It would be easy to make a series of intelligent remarks about learning with which everyone would agree.footnote1 That it is useful and necessary, that it can be enjoyable but involves a great deal of hard work, that it is a life-long process, that it is quintessentially human—but animals can learn too . . . Amid such sentences one is in a well-tended garden, walking on specially designed paths so that nothing gets crushed and there are no thorns to scratch. There is no disagreement, no contestation. Yet the word ‘learning’, if I just let it get close enough to me, brings on a deep sense of discomfiture. It attaches itself to memories of command and attempted obedience, of failure and displeasure, of guilt. Stored under that heading are primarily memories of the times when I didn’t manage to learn what I should have, or wanted to. Memories of inability, refusal, blockage.

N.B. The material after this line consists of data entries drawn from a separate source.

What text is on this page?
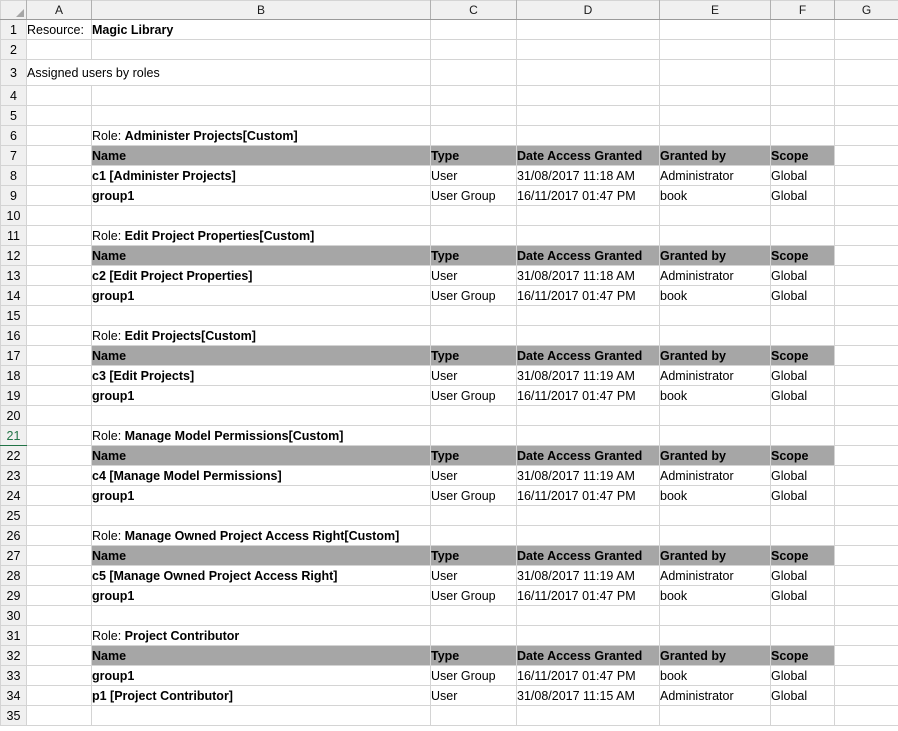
	A	B	C	D	E	F	G
1	Resource:	Magic Library					
2							
3	Assigned users by roles						
4							
5							
6		Role: Administer Projects[Custom]					
7		Name	Type	Date Access Granted	Granted by	Scope	
8		c1 [Administer Projects]	User	31/08/2017 11:18 AM	Administrator	Global	
9		group1	User Group	16/11/2017 01:47 PM	book	Global	
10							
11		Role: Edit Project Properties[Custom]					
12		Name	Type	Date Access Granted	Granted by	Scope	
13		c2 [Edit Project Properties]	User	31/08/2017 11:18 AM	Administrator	Global	
14		group1	User Group	16/11/2017 01:47 PM	book	Global	
15							
16		Role: Edit Projects[Custom]					
17		Name	Type	Date Access Granted	Granted by	Scope	
18		c3 [Edit Projects]	User	31/08/2017 11:19 AM	Administrator	Global	
19		group1	User Group	16/11/2017 01:47 PM	book	Global	
20							
21		Role: Manage Model Permissions[Custom]					
22		Name	Type	Date Access Granted	Granted by	Scope	
23		c4 [Manage Model Permissions]	User	31/08/2017 11:19 AM	Administrator	Global	
24		group1	User Group	16/11/2017 01:47 PM	book	Global	
25							
26		Role: Manage Owned Project Access Right[Custom]					
27		Name	Type	Date Access Granted	Granted by	Scope	
28		c5 [Manage Owned Project Access Right]	User	31/08/2017 11:19 AM	Administrator	Global	
29		group1	User Group	16/11/2017 01:47 PM	book	Global	
30							
31		Role: Project Contributor					
32		Name	Type	Date Access Granted	Granted by	Scope	
33		group1	User Group	16/11/2017 01:47 PM	book	Global	
34		p1 [Project Contributor]	User	31/08/2017 11:15 AM	Administrator	Global	
35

For example, there was learning to read in the first year of primary school. Reading practice was set as a homework task and presented itself as an unattainable goal, athwart the sunny afternoon. They gave us a primer for it. I stared at the characters, whose names I knew, and strove to find some meaning in their juxtaposition that could be spoken or understood. It didn’t work. The letters kept stubbornly to themselves; two characters together yielded nothing, let alone three or more. I sat in despair for what seemed like hours over the curves and strokes; it didn’t help that they were so big and brightly coloured. ‘She isn’t stupid otherwise’, my mother told my aunt, who had come round specially to help, ‘she’s just obstinate—pigheaded.’ That word, verbockt, encompassing innumerable situations in which I learned nothing, was another name for denial. I had to stay indoors while my brothers and sister could go out and play. My aunt read me the words, but I forgot them again—forgot, above all, the connections between particular signs and words. I wanted to run out and play. It was unfair to impose this senseless stuff on me that I just couldn’t learn. ‘Some children put the book under their pillow while they sleep,’ a neighbour reported. ‘When they wake up in the morning they can read.’ I grasped straightaway that this was superstitious nonsense, so didn’t try it.
At some point the letters must have turned into words, and this process must have been meaningfully transformed into an activity that one might want to practice. In a study of learning, it would be important to take note of this. But I don’t remember this drive to learn, only and exclusively the time of failure.
So is learning something that can only be grasped and spoken of in the present, when the goal has not yet been achieved, when one’s own strategies and efforts have still to be developed, and which is therefore named and remembered as a negative experience, as unsuccessful learning? Can we glean nothing, then, from our own experience—which in fact involves the everyday occurrence of simple, successful learning processes—for learning as an occupation?
I can’t believe that. I know about curiosity and the desire to learn, so I must have memories, however deeply buried, of positive learning experiences. But why the burial? Why should a few memories cast such a pall on the term, when I understand very well why learning is recognized as a social good? Think of other experiences, then.
I couldn’t throw a ball. So I had to learn, because it was one of the games that we had to play over and over again during pe. But this wasn’t just about school. Throwing was useful for lots of other things: skimming stones across the water, for example, or flinging a stick for a dog to fetch. I thus qualify my too-hasty conclusion, linking the inability to learn to school. Learning as a negative experience can be mapped not just to institutional and thus externally determined practices but also to ones that are pleasurable, playful and free. I tried for years to learn how to throw—in vain: my muscles tensed up and the ball fell at my feet, or hit the dog, waiting a few metres in front of me ready to jump up in anticipation. I watched with envy and despair the long, high arcs traced by others’ balls as they whooshed through the air. No prize, no promise, no effort helped; I just couldn’t learn. I reconciled myself to not being able to throw and, unlike reading, I still don’t know how to do it.
Perhaps then it makes sense to speak of learning only in contexts where mastering given practices requires taking one’s own steps, strategizing, consciously acquiring skills—and abandoning the hope of pleasurable, happy learning to the realm of wishful fantasy? Learning would be tied to training, and it would be necessary to design the best programmes and constantly improve existing ones to achieve the greatest possible success. Competences are acquired by hard practice, the path is stony, the going is tough and made possible only by external or internal compulsion. It’s good to start early, when people are more pliable. Get them when they’re young, as the saying goes.